Mechanism of action of TAF-172/Mot1 on TBP-TATA complexes. To recycle TBP-DNA complexes, TAF-172/Mot1 would be expected to possess two activities: (i) dissociation of TBP from DNA and (ii) dissociation of itself from TBP. For Mot1, this first step is ATP dependent (ADI activity) and has been well documented (2-4). At relatively low TAF-172 concentrations, ATP-dependent removal of TAF-172 from TBP appears to predominate. At higher concentrations, ADI activity predominates.

View larger version (26K): [in this window] [in a new window]   FIG. 10.   Possible ATPase cycle for TAF-172 and Mot1. ATP hydrolysis leads to either dissociation of TBP and TAF-172 from DNA (reaction 1) or just dissociation of TAF-172 (reaction 2). Note that the ATP-dependent dissociation of TAF-172 is not the reverse of the association reaction, in that ATP is not generated. Additional details are provided in the text.
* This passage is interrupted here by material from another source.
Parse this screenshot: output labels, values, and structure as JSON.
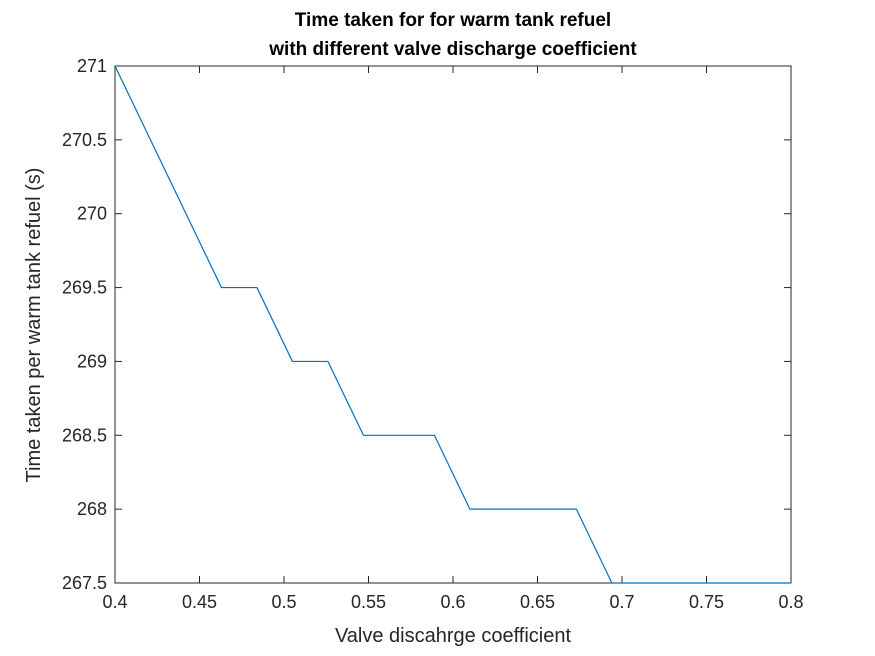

Possible auxiliary factors. A number of studies on Mot1 implicate the involvement of cofactors for Mot1 function. Mot1 does copurify with and appears to interact directly with both TBP and yeast TAF_II90 (referred to as TAF_II85 in reference 42). The human and Drosophila homologs of yeast TAF_II90 are human TAF_II100 and drosophila TAF_II80, both of which are components of TFIID (10, 11, 21, 27, 33, 38). The Arabidopsis COP1 gene also encodes a homolog of these TAFs (11). Interestingly, the COP1 gene product appears to function as a developmental transcriptional repressor (9).